Opener 'Ghost Lit' plays host to a soft guitar part that lies on top of powerful drums while Genders' vocals echo delightfully over space like effects during the chorus, a reassuring track to ease you in to an album of experimentation around a sturdy, pop grounding. The intro to 'Tall Buildings' brings much of 'Deerhoof's most recent material to mind with a screech of 'Hey!' before the groovy bass riff kicks in to provide the loop for the verse of the track. Genders' musical knowledge and range of influences are clear as darker tracks such as 'Night All Night', a track from the Diagrams E.P, and 'Peninsula' combine orchestral strings and brass parts with programmed beats and synthesized loops, providing an alternative for the upbeat tone of the rest of the album.
As the album progresses it becomes increasingly clear that Diagrams have preferred the electronic approach over their acoustic, folk influences. The repeated vocals of 'no time like this time, no time' and spine chilling strings that culminate at the end of 'Appetite' is like being invited into a lush fantasy world. It is hard to resist a smile and a quick dance when no-one's looking as the instrumentation and vocals layer on top of each other in 'Black Light'. The bright synth chords, reminiscent of 'Hot Chip', create an image of skipping through a thriving meadow on a summer's day, forgetting all the issues of daily life as 'nothing else matters, nothing else matters at all' rings clear during the outro.

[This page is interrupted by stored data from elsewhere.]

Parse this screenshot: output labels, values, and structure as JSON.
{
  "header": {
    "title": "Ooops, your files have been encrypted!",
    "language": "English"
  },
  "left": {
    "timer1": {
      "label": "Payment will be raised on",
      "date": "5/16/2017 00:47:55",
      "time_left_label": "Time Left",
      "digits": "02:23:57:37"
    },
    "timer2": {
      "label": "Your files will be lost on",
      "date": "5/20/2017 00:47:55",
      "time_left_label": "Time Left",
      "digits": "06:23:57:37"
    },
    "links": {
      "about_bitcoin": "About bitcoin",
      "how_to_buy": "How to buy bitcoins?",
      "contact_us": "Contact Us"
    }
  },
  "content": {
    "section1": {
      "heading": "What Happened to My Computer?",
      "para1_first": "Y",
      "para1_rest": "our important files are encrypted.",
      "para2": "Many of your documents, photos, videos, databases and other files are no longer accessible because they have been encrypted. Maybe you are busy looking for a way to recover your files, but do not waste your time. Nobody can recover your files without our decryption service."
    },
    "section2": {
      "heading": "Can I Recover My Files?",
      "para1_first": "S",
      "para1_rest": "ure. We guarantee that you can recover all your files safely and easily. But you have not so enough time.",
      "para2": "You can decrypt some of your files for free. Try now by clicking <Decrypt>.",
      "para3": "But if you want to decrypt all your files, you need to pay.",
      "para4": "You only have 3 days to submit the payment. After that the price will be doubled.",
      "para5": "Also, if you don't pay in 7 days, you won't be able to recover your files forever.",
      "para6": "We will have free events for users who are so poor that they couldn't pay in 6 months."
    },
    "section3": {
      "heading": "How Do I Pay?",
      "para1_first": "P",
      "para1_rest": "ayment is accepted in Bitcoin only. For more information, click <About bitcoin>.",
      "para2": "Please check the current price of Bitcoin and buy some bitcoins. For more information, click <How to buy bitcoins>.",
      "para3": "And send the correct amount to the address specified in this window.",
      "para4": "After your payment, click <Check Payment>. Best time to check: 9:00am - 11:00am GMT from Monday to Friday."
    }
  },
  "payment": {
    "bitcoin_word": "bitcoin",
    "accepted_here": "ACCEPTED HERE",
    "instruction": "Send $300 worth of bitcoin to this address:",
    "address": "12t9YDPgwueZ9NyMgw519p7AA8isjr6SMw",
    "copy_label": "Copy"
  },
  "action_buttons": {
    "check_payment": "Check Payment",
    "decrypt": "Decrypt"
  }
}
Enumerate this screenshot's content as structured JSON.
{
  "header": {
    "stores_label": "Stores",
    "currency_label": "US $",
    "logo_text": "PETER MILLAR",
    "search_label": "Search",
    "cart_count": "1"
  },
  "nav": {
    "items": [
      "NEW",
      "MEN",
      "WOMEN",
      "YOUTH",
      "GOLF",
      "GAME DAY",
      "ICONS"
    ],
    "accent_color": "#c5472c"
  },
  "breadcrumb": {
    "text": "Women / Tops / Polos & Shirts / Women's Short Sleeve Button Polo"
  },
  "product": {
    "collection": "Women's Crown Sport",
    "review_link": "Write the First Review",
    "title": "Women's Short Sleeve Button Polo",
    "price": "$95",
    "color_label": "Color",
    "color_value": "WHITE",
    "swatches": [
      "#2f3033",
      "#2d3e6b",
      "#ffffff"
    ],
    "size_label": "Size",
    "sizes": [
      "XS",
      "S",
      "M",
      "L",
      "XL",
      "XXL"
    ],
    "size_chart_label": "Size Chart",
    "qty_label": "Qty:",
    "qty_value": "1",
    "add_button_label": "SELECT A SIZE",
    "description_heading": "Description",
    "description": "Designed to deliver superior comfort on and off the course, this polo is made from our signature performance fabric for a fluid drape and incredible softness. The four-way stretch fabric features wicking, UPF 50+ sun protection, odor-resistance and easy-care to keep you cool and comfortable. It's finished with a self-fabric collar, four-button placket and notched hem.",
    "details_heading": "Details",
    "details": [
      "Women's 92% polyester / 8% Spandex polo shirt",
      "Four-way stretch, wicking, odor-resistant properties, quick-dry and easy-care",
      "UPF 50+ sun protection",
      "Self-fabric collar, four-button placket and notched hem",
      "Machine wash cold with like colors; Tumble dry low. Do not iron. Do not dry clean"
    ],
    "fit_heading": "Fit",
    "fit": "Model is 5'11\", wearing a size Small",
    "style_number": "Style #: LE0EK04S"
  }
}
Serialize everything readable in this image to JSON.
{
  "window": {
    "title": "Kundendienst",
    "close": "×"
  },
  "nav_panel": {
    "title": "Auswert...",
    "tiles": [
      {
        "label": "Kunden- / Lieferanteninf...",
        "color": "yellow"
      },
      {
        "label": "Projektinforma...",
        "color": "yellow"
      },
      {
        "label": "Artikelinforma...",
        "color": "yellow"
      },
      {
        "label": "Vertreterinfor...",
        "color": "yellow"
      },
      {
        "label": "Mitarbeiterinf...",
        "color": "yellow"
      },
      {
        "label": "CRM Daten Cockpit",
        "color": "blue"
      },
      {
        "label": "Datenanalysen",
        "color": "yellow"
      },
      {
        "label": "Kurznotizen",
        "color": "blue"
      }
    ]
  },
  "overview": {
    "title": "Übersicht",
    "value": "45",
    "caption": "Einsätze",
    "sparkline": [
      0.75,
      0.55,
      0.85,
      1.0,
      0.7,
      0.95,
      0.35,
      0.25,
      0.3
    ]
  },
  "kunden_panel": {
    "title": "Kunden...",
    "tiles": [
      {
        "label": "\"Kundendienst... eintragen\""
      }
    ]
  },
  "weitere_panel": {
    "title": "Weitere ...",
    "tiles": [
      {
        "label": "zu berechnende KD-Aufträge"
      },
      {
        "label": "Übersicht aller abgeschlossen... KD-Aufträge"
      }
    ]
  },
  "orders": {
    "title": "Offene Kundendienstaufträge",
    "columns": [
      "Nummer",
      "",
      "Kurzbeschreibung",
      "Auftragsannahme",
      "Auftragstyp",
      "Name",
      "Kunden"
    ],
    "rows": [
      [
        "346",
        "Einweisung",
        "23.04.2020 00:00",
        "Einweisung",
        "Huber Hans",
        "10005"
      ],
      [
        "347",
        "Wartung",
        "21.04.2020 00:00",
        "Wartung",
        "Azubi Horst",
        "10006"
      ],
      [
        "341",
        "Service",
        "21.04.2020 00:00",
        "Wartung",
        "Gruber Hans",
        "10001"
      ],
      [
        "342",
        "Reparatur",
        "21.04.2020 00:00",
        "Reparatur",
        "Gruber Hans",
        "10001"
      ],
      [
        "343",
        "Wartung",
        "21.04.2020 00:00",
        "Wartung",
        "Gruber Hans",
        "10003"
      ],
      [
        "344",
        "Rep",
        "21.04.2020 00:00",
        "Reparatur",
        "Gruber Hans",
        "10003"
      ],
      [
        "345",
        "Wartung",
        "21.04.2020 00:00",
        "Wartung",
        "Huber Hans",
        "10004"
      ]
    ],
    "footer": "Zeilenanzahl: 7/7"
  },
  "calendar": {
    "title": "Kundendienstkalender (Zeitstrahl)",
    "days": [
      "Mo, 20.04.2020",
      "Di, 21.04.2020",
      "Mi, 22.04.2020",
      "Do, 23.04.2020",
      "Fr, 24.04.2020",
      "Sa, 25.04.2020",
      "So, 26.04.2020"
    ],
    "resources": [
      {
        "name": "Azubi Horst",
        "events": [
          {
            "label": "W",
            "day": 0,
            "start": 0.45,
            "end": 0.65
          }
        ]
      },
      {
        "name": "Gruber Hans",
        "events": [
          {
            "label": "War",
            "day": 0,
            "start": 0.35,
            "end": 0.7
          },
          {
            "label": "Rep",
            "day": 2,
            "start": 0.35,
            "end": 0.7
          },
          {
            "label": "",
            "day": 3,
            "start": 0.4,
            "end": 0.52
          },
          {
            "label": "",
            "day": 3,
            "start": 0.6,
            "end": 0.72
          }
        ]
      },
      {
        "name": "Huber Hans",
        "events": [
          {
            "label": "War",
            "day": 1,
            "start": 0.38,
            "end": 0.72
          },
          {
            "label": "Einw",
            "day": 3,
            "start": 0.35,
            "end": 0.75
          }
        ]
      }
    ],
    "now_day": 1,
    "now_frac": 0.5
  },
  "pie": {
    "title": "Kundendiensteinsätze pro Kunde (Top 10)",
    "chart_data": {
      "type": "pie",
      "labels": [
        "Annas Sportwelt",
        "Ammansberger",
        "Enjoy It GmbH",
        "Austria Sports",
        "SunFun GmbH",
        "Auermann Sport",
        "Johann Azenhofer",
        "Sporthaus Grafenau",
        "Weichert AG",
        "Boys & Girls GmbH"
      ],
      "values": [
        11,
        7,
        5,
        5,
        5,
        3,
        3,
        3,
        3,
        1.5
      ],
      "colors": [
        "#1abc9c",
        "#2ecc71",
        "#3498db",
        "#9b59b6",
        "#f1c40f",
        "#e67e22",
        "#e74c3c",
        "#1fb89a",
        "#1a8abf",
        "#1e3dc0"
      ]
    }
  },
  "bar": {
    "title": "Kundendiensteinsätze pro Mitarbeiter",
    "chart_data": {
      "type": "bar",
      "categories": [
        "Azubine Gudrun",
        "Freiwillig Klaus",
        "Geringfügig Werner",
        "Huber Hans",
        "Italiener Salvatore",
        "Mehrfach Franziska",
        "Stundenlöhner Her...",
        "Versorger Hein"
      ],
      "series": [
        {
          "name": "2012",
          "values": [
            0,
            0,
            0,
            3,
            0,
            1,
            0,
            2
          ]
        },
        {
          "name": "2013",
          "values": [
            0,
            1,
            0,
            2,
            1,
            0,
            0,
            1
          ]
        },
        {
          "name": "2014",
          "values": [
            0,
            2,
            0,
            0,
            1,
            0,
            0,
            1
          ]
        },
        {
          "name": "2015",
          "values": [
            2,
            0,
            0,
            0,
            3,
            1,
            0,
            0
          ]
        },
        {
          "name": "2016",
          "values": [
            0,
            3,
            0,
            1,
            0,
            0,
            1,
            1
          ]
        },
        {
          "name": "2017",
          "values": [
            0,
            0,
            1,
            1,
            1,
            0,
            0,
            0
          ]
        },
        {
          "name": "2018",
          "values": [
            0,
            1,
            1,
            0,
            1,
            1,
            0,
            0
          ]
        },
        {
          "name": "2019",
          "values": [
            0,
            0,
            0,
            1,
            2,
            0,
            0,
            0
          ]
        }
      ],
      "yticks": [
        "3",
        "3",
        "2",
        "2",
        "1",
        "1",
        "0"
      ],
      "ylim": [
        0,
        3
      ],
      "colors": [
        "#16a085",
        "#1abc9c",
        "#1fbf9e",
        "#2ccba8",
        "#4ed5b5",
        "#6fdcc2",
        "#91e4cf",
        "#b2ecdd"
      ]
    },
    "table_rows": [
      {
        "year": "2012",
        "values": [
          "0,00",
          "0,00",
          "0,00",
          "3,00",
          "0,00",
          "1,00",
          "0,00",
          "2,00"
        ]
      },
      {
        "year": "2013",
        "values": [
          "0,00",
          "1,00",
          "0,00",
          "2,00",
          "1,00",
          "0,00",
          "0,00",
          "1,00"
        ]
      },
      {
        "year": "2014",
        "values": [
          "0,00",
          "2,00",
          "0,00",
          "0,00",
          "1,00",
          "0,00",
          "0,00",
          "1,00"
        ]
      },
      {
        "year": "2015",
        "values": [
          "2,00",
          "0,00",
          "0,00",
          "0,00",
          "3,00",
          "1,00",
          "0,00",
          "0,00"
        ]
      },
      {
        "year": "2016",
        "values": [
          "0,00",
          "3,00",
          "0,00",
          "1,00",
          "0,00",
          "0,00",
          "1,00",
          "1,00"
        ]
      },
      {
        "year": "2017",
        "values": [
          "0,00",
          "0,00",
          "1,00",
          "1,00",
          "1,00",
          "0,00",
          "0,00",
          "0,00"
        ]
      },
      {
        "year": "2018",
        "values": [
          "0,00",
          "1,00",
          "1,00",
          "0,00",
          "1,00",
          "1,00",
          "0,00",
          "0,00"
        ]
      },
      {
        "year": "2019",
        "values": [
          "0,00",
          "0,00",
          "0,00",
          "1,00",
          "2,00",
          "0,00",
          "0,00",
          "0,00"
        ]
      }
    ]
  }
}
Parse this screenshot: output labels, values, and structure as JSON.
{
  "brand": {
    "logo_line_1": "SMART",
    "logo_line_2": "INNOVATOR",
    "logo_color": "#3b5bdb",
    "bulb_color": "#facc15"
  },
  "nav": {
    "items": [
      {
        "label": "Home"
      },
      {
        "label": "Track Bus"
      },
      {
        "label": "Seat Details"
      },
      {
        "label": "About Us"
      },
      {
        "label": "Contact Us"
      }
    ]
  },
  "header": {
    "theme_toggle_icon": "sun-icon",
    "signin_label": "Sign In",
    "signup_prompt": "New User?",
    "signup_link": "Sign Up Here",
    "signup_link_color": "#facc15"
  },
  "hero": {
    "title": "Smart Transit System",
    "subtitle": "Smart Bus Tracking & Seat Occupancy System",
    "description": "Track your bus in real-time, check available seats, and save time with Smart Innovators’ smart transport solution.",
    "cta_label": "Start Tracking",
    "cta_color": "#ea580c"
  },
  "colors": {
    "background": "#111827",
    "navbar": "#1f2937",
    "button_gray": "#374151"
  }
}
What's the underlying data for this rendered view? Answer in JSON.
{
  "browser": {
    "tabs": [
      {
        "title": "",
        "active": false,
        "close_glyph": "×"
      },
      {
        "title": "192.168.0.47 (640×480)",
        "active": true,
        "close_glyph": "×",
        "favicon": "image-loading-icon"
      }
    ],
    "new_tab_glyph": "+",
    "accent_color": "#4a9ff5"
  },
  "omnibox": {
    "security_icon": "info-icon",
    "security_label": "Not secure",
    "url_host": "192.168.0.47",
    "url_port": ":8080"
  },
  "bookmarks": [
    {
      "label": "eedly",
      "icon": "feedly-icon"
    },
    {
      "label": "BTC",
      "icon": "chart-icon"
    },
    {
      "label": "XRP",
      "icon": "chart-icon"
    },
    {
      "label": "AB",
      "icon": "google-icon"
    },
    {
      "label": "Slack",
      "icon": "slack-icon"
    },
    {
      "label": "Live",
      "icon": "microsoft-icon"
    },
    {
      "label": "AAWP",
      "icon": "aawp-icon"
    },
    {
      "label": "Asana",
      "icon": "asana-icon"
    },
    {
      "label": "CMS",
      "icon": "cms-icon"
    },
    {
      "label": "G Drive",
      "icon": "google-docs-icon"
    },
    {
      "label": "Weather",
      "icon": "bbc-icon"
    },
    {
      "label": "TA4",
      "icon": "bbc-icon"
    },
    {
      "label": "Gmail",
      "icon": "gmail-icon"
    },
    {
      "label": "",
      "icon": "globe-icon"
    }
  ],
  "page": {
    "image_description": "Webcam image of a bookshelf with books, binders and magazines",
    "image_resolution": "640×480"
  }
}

'Animals' is an example of where the album can become a bit too sugar coated and sweet as the repeated lyrics of 'never believed in love till now, never believed in love' are sufficiently cringe worthy and could quite easily slip unnoticeably into a 'Jason Derulo' single. The funky rhythms of 'Mills' contrast to the Led Zep-esque guitar part in 'Appetite', further stressing Genders' song writing versatility, experimenting with various time signatures and instrumentation throughout the album.
Despite the numerous references and comparisons, Sam Genders is clearly an individual talent and it is impossible to pinpoint Diagrams' specific sound. However, the obvious pop basis makes 'Black light' thoroughly accessible, whilst the experimentation with electronics gives you something a bit different to listen out for each time round.